Following the Deputy Crown Prince's response, Al-Harbi confirmed that a delegation of military commanders in the General Staff went to the King's son to tell him that the army was morally broken. His son replied "let them be patient". Later, al-Harbi adds, the phenomenon of disobeying orders started. Then soldiers began disappearing in the area of the ‘southern border', which led officers to inquire about their missing troops on the Yemeni side through intermediaries. Whenever the response denied their presence as prisoners of the Yemenis, the military police would comb the areas adjacent to the frontier along the border and find no trace of them. Later, it turned out that the soldiers were fleeing from the front to outside Saudi Arabia or to agricultural areas belonging to their relatives where they secretly hid out of sight.
Al-Harbi explains that he managed to document the escape of 62 military personnel in the last three months before his defection, and that "the military police has been recently slacking in the search operation for them." Another form of collapse and refusal to fight has been noticeably and repeatedly taking place. The military leadership confirmed that "soldiers were setting fire to their vehicles, yet they were not being held accountable, or they would turn on lights in positions they occupy so as to be bombed from the Yemeni side!"
And because al-Harbi was briefed on the reports of officers responsible for the fronts, he confirms that the body he served counted the killing of 4700 Saudi and Gulf soldiers, adding that the administration was receiving requests by the military men to be dismissed from service under the pretext of "disorder and psychological problems". Before his departure, "the number of these requests increased until the number of military men in psychiatric hospitals receiving treatment reached to about two thousand, which prompted the staff to reject these requests and stop transferring the military men to psychological treatment."
Al-Harbi reveals that Mohammed bin Salman is rarely in his office at the Ministry of Defense, but he "preferred to follow the affairs of the economy, oil prices and investments and assigns his current director of his office Mohammed Al-Sheikh [and before him Fahd Al-Issa] to conduct the affairs of the Ministry of Defense and give guidance to the General Staff." The dissident officer says that most high-ranking officers look angrily at Bin Salman's policy of indifference in his ministry. They resent the arrival of orders and decisions to their offices from the office of the defense minister, which is signed by the director of his office.

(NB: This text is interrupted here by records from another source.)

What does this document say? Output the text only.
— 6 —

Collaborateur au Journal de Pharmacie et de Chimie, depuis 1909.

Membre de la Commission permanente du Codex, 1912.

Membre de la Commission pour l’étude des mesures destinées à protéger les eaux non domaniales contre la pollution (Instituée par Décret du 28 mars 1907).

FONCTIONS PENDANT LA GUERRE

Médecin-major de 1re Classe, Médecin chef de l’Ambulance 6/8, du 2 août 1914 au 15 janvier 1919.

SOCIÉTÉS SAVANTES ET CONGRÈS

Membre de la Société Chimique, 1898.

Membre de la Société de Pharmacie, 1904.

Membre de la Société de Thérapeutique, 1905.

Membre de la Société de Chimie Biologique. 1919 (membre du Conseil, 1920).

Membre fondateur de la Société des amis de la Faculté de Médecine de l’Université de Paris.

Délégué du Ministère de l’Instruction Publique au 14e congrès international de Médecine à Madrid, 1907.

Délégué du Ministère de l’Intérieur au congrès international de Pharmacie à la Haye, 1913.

At this point, he narrates an incident that he witnessed in a colonel's office at the ministry building, where he received paperwork from the office of the minister carried by a soldier. After he found out that it was from the minister's office, he told the soldier: "Give me, let me see, this kid has exhausted us!" Al-Harbi, who had previously served as a special secretary for two Brigadier generals and a Major general in the Ministry of Defense, believes that Bin Salman is pursuing a policy of stubbornness that refuses to acknowledge defeat, and that not even his armed forces and mercenaries from Sudan and other States as well as the salaries and the additional financial bonuses paid to them will secure him victories. He concludes: "He knows this fact, but he is seeking to get out of the Yemeni quagmire in any way even if this exit was just a media victory."